Listening to the Cranberries always has a positive effect on my mood. I'm not sure why? Maybe it reminds me of a few summer's ago (the picture above is from that summer)...
Speaking of summer, it's approaching fast. I've decided to stay in Siloam for the summer. I will be working (nannying) and hanging out with a few close friends who have decided to stay as well.
I can't compare any of my summers to each other. Each have produced such different outcomes. It feels like yesterday that I was documenting this past summer (daily) on here. Granted, I did nothing all summer so I had the time. This past summer's posts are some of my favorite. I just didn't care to think about who was reading this and started to get real with what was really going on internally. I hope I can always be that honest.

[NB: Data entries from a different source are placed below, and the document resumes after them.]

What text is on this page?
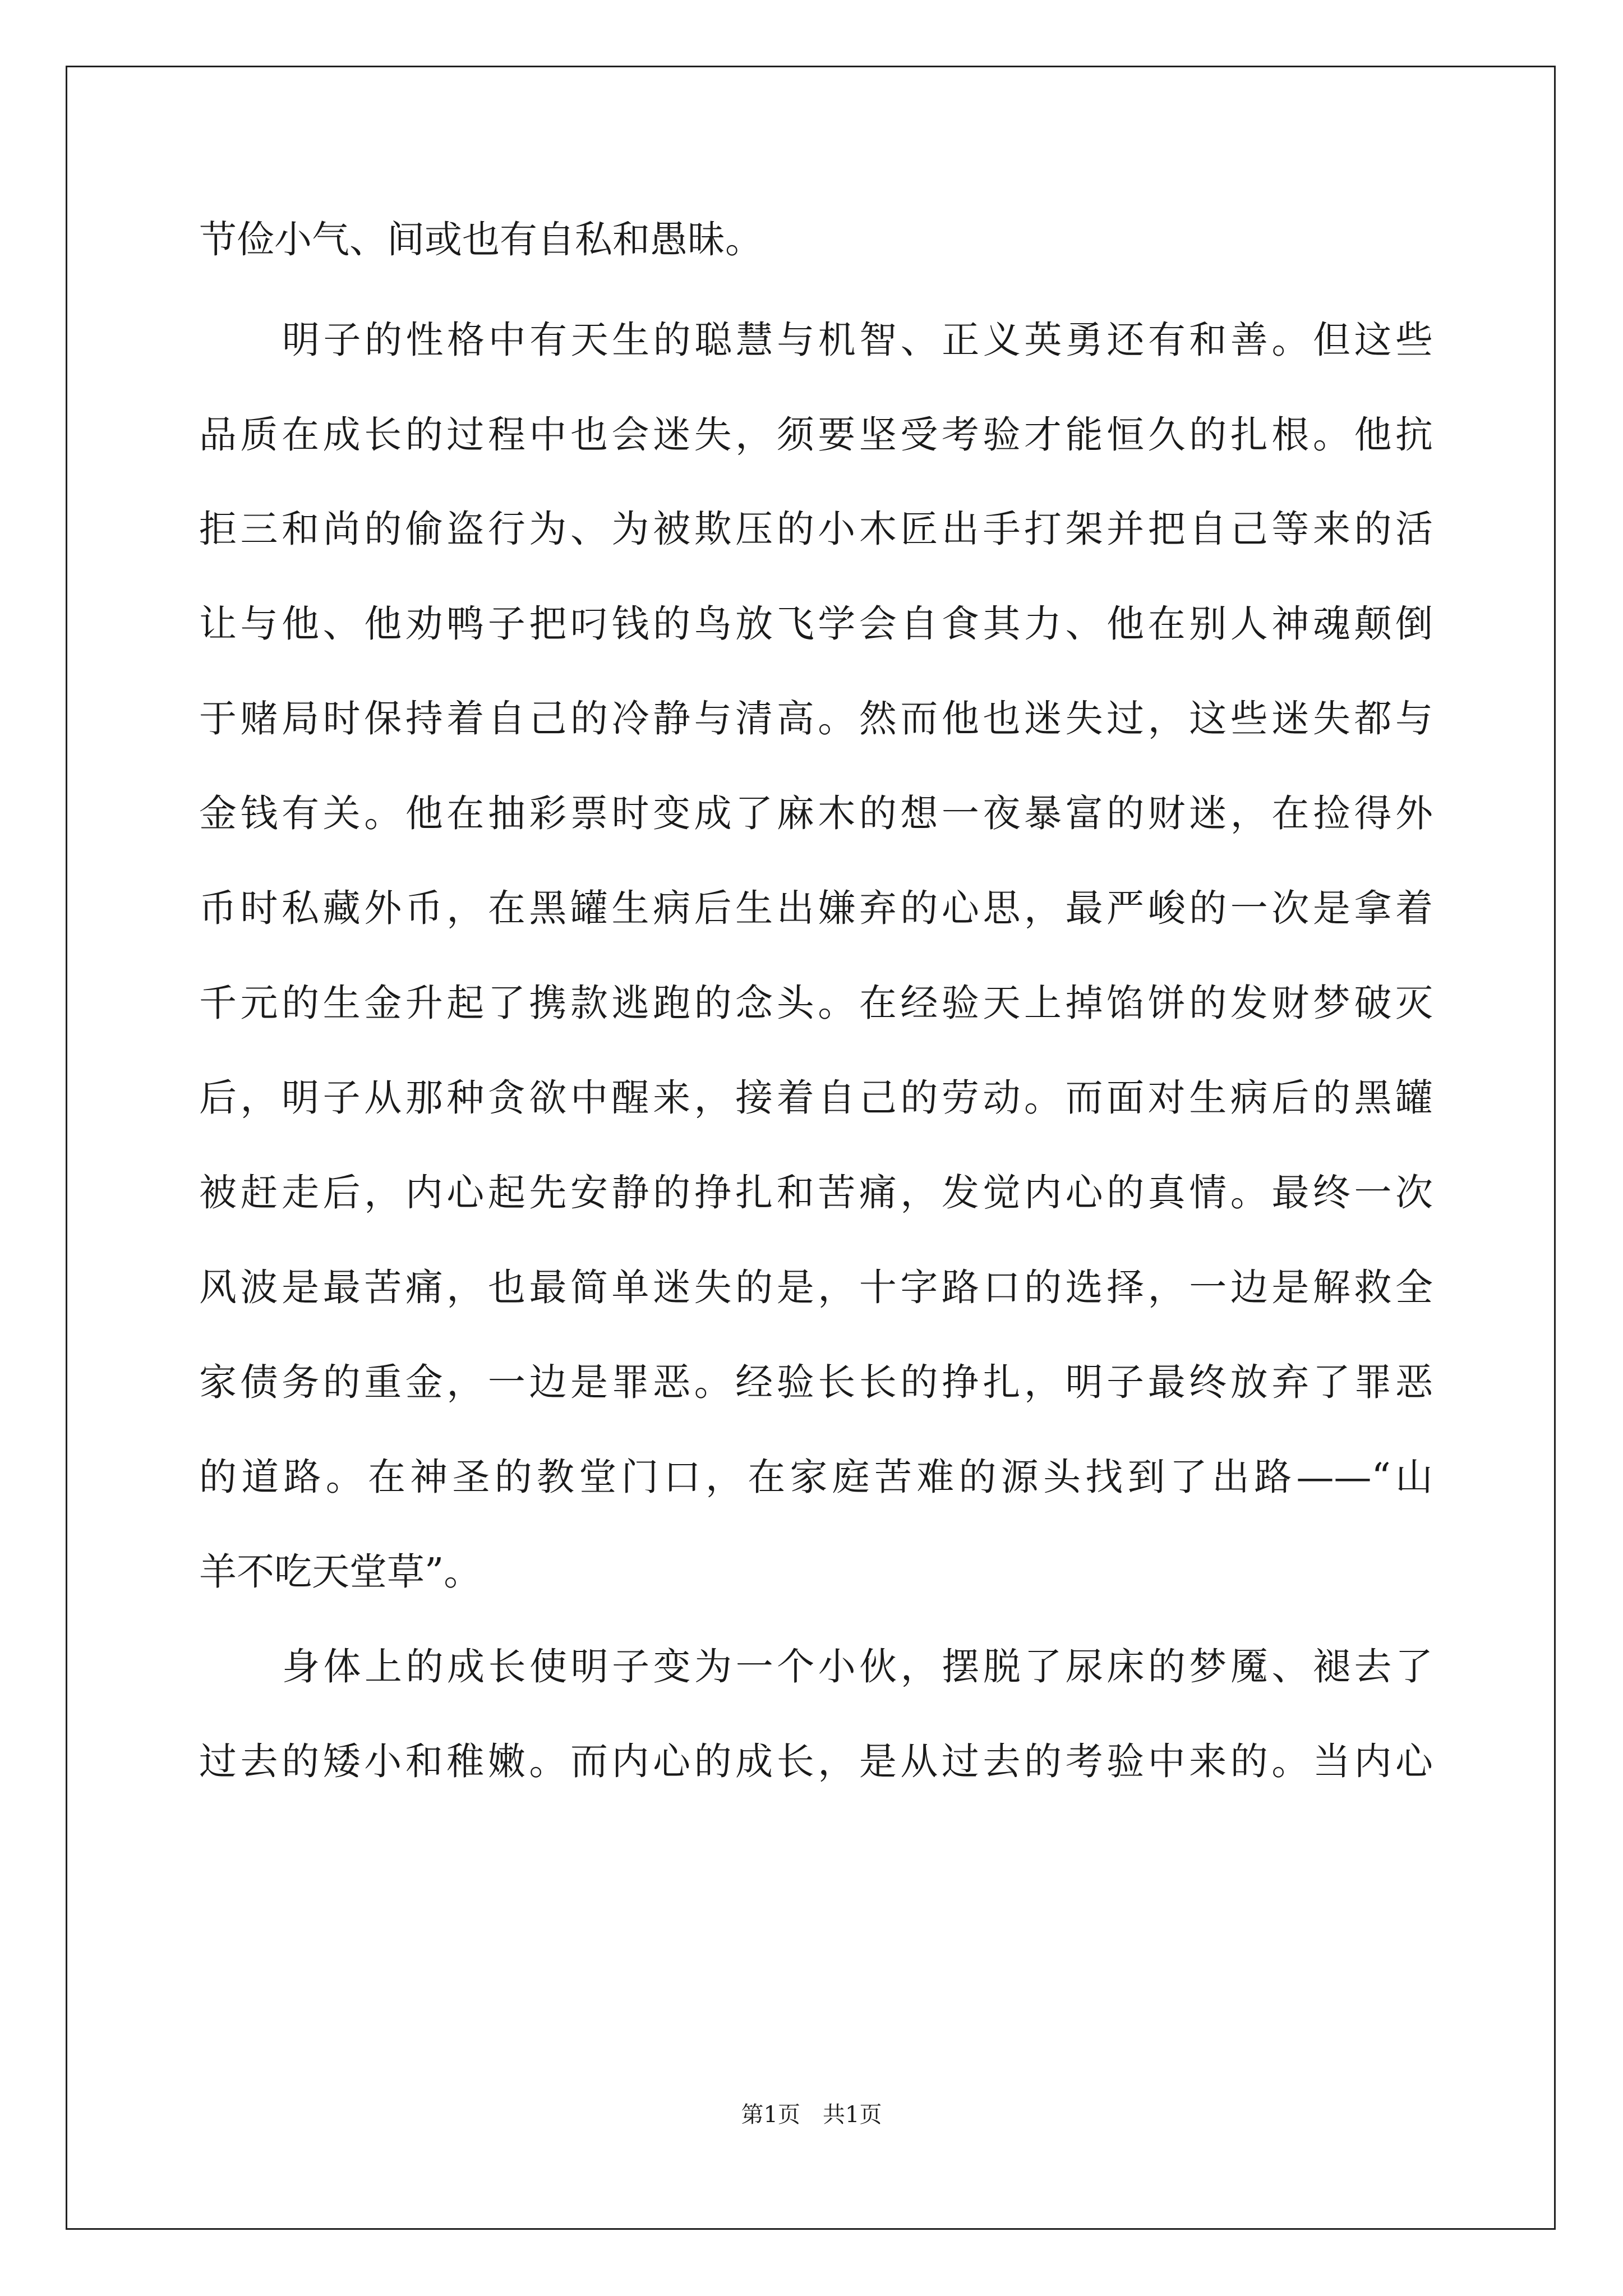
节俭小气、间或也有自私和愚昧。

明子的性格中有天生的聪慧与机智、正义英勇还有和善。但这些

品质在成长的过程中也会迷失，须要坚受考验才能恒久的扎根。他抗

拒三和尚的偷盗行为、为被欺压的小木匠出手打架并把自己等来的活

让与他、他劝鸭子把叼钱的鸟放飞学会自食其力、他在别人神魂颠倒

于赌局时保持着自己的冷静与清高。然而他也迷失过，这些迷失都与

金钱有关。他在抽彩票时变成了麻木的想一夜暴富的财迷，在捡得外

币时私藏外币，在黑罐生病后生出嫌弃的心思，最严峻的一次是拿着

千元的生金升起了携款逃跑的念头。在经验天上掉馅饼的发财梦破灭

后，明子从那种贪欲中醒来，接着自己的劳动。而面对生病后的黑罐

被赶走后，内心起先安静的挣扎和苦痛，发觉内心的真情。最终一次

风波是最苦痛，也最简单迷失的是，十字路口的选择，一边是解救全

家债务的重金，一边是罪恶。经验长长的挣扎，明子最终放弃了罪恶

的道路。在神圣的教堂门口，在家庭苦难的源头找到了出路——“山

羊不吃天堂草”。

身体上的成长使明子变为一个小伙，摆脱了尿床的梦魇、褪去了

过去的矮小和稚嫩。而内心的成长，是从过去的考验中来的。当内心

第1页　共1页
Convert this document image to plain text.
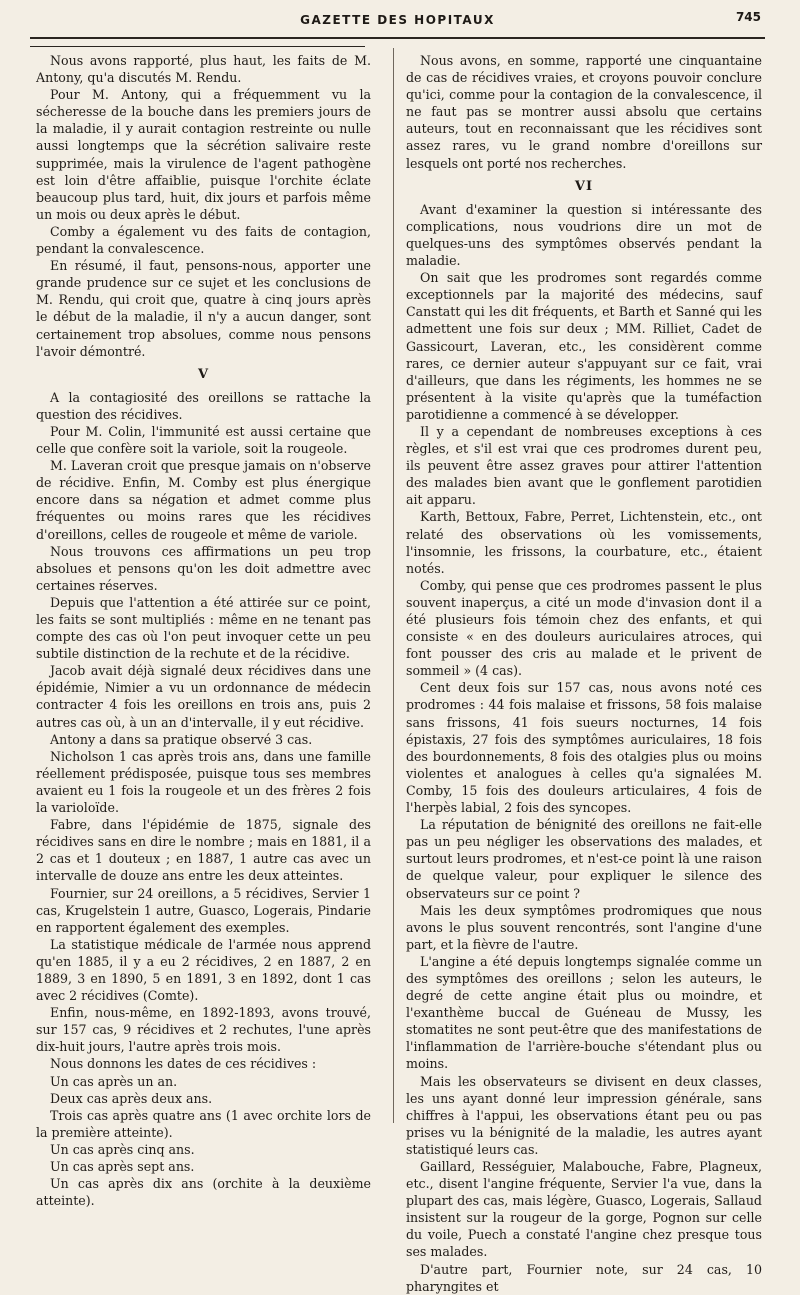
GAZETTE DES HOPITAUX	745

Nous avons rapporté, plus haut, les faits de M. Antony, qu'a discutés M. Rendu.

Pour M. Antony, qui a fréquemment vu la sécheresse de la bouche dans les premiers jours de la maladie, il y aurait contagion restreinte ou nulle aussi longtemps que la sécrétion salivaire reste supprimée, mais la virulence de l'agent pathogène est loin d'être affaiblie, puisque l'orchite éclate beaucoup plus tard, huit, dix jours et parfois même un mois ou deux après le début.

Comby a également vu des faits de contagion, pendant la convalescence.

En résumé, il faut, pensons-nous, apporter une grande prudence sur ce sujet et les conclusions de M. Rendu, qui croit que, quatre à cinq jours après le début de la maladie, il n'y a aucun danger, sont certainement trop absolues, comme nous pensons l'avoir démontré.

V

A la contagiosité des oreillons se rattache la question des récidives.

Pour M. Colin, l'immunité est aussi certaine que celle que confère soit la variole, soit la rougeole.

M. Laveran croit que presque jamais on n'observe de récidive. Enfin, M. Comby est plus énergique encore dans sa négation et admet comme plus fréquentes ou moins rares que les récidives d'oreillons, celles de rougeole et même de variole.

Nous trouvons ces affirmations un peu trop absolues et pensons qu'on les doit admettre avec certaines réserves.

Depuis que l'attention a été attirée sur ce point, les faits se sont multipliés : même en ne tenant pas compte des cas où l'on peut invoquer cette un peu subtile distinction de la rechute et de la récidive.

Jacob avait déjà signalé deux récidives dans une épidémie, Nimier a vu un ordonnance de médecin contracter 4 fois les oreillons en trois ans, puis 2 autres cas où, à un an d'intervalle, il y eut récidive.

Antony a dans sa pratique observé 3 cas.

Nicholson 1 cas après trois ans, dans une famille réellement prédisposée, puisque tous ses membres avaient eu 1 fois la rougeole et un des frères 2 fois la varioloïde.

Fabre, dans l'épidémie de 1875, signale des récidives sans en dire le nombre ; mais en 1881, il a 2 cas et 1 douteux ; en 1887, 1 autre cas avec un intervalle de douze ans entre les deux atteintes.

Fournier, sur 24 oreillons, a 5 récidives, Servier 1 cas, Krugelstein 1 autre, Guasco, Logerais, Pindarie en rapportent également des exemples.

La statistique médicale de l'armée nous apprend qu'en 1885, il y a eu 2 récidives, 2 en 1887, 2 en 1889, 3 en 1890, 5 en 1891, 3 en 1892, dont 1 cas avec 2 récidives (Comte).

Enfin, nous-même, en 1892-1893, avons trouvé, sur 157 cas, 9 récidives et 2 rechutes, l'une après dix-huit jours, l'autre après trois mois.

Nous donnons les dates de ces récidives :

Un cas après un an.

Deux cas après deux ans.

Trois cas après quatre ans (1 avec orchite lors de la première atteinte).

Un cas après cinq ans.

Un cas après sept ans.

Un cas après dix ans (orchite à la deuxième atteinte).

Nous avons, en somme, rapporté une cinquantaine de cas de récidives vraies, et croyons pouvoir conclure qu'ici, comme pour la contagion de la convalescence, il ne faut pas se montrer aussi absolu que certains auteurs, tout en reconnaissant que les récidives sont assez rares, vu le grand nombre d'oreillons sur lesquels ont porté nos recherches.

VI

Avant d'examiner la question si intéressante des complications, nous voudrions dire un mot de quelques-uns des symptômes observés pendant la maladie.

On sait que les prodromes sont regardés comme exceptionnels par la majorité des médecins, sauf Canstatt qui les dit fréquents, et Barth et Sanné qui les admettent une fois sur deux ; MM. Rilliet, Cadet de Gassicourt, Laveran, etc., les considèrent comme rares, ce dernier auteur s'appuyant sur ce fait, vrai d'ailleurs, que dans les régiments, les hommes ne se présentent à la visite qu'après que la tuméfaction parotidienne a commencé à se développer.

Il y a cependant de nombreuses exceptions à ces règles, et s'il est vrai que ces prodromes durent peu, ils peuvent être assez graves pour attirer l'attention des malades bien avant que le gonflement parotidien ait apparu.

Karth, Bettoux, Fabre, Perret, Lichtenstein, etc., ont relaté des observations où les vomissements, l'insomnie, les frissons, la courbature, etc., étaient notés.

Comby, qui pense que ces prodromes passent le plus souvent inaperçus, a cité un mode d'invasion dont il a été plusieurs fois témoin chez des enfants, et qui consiste « en des douleurs auriculaires atroces, qui font pousser des cris au malade et le privent de sommeil » (4 cas).

Cent deux fois sur 157 cas, nous avons noté ces prodromes : 44 fois malaise et frissons, 58 fois malaise sans frissons, 41 fois sueurs nocturnes, 14 fois épistaxis, 27 fois des symptômes auriculaires, 18 fois des bourdonnements, 8 fois des otalgies plus ou moins violentes et analogues à celles qu'a signalées M. Comby, 15 fois des douleurs articulaires, 4 fois de l'herpès labial, 2 fois des syncopes.

La réputation de bénignité des oreillons ne fait-elle pas un peu négliger les observations des malades, et surtout leurs prodromes, et n'est-ce point là une raison de quelque valeur, pour expliquer le silence des observateurs sur ce point ?

Mais les deux symptômes prodromiques que nous avons le plus souvent rencontrés, sont l'angine d'une part, et la fièvre de l'autre.

L'angine a été depuis longtemps signalée comme un des symptômes des oreillons ; selon les auteurs, le degré de cette angine était plus ou moindre, et l'exanthème buccal de Guéneau de Mussy, les stomatites ne sont peut-être que des manifestations de l'inflammation de l'arrière-bouche s'étendant plus ou moins.

Mais les observateurs se divisent en deux classes, les uns ayant donné leur impression générale, sans chiffres à l'appui, les observations étant peu ou pas prises vu la bénignité de la maladie, les autres ayant statistiqué leurs cas.

Gaillard, Rességuier, Malabouche, Fabre, Plagneux, etc., disent l'angine fréquente, Servier l'a vue, dans la plupart des cas, mais légère, Guasco, Logerais, Sallaud insistent sur la rougeur de la gorge, Pognon sur celle du voile, Puech a constaté l'angine chez presque tous ses malades.

D'autre part, Fournier note, sur 24 cas, 10 pharyngites et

Speaking of being honest, I'm scared about this summer. Not about practical needs really, like where I will live, or being away from my favorite place for a whole summer... I'm scared of slowing down and letting the best semester I've had at JBU go to waste. This semester has been the best one yet. It hasn't been the most fun or the least challenging acedmically, but it's been the sweetest time with good friends and a time of personal growth. I've been discovereing what I want, but more importantly what God wants for my life. My desires have been replaced with His and now I'm growing in patience as I trust Him.
I am looking forward to no school work for a few months and warm weather, but I'm not ready for this semester to end quite yet. So much good has come of this time in my life and I've invested my heart in it. I'm scared of loosing the good that I've gained from this semester.